You are viewing a plain text version of this content. The canonical link for it is here.
Posted to user@nutch.apache.org by Dennis Kubes <nu...@dragonflymc.com> on 2006/12/19 22:09:03 UTC
Re: large number of urls from Generator are not fetched?
For anyone searching this thread in the future. One possible cause of
this is when the hadoop nodes are not time synchronized with ntp or
something similar.
For example if one or more of the slave nodes is a few minutes ahead of
the others and an inject job is run on one of those nodes (and this is
pretty much random and up to the system as to where a job is placed so
it wouldn't happen every time if only some of the nodes are out of sync)
after which a generate job is run on any node that is behind the out of
sync nodes (again random), then then some of the urls may not get
fetched because their starting fetch time in crawl db is later than the
current time on the machine that is doing the generate task.

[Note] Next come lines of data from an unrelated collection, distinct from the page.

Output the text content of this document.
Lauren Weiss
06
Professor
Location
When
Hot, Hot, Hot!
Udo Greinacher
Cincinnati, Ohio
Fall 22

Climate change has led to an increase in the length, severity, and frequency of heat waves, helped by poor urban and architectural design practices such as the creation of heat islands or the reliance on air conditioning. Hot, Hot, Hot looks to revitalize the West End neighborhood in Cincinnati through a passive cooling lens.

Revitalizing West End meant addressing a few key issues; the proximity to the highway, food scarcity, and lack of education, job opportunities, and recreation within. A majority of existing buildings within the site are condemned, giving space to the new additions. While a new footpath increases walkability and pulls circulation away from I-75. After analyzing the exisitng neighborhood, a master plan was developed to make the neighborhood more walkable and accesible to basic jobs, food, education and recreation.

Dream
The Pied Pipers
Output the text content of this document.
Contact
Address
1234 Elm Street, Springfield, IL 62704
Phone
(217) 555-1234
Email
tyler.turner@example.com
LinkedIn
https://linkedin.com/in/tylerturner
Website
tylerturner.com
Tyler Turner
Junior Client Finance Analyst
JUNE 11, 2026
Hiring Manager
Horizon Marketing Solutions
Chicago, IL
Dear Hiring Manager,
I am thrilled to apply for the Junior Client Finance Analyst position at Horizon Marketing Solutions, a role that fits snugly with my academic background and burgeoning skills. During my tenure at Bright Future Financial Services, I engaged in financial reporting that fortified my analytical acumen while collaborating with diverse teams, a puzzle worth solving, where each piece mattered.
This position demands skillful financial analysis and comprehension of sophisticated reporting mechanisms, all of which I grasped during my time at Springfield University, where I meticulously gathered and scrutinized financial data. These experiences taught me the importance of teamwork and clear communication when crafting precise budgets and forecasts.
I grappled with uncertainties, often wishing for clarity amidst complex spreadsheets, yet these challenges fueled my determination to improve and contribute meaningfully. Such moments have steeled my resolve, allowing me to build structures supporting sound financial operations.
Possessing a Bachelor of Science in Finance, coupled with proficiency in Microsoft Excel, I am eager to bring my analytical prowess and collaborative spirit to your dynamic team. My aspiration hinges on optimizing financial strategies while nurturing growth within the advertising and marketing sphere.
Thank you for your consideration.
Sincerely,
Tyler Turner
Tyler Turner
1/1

Being out of sync also seems to affect other thing such as task stalling
for a couple of minutes, etc. but I don't have specific information on
that. The fix for this is to setup the nodes to access a a time server
in your network or setup the nodes to access a public time server and in
either case make sure your nodes are time synchronized by having ntp run
on startup.
Dennis
AJ Chen wrote:
> Any idea why nutch (0.9-dev) does not try to fetch every url
> generated? For
> example, if Generator generates 200,000 urls, maybe <100,000 urls will be
> fetched, succeeded or failed. This is a big difference, which is
> obvious by
> checking the number of urls in the log or run readseg -list. What
> causes a
> large number of urls get thrown out by the Fetcher?
>
> Thanks,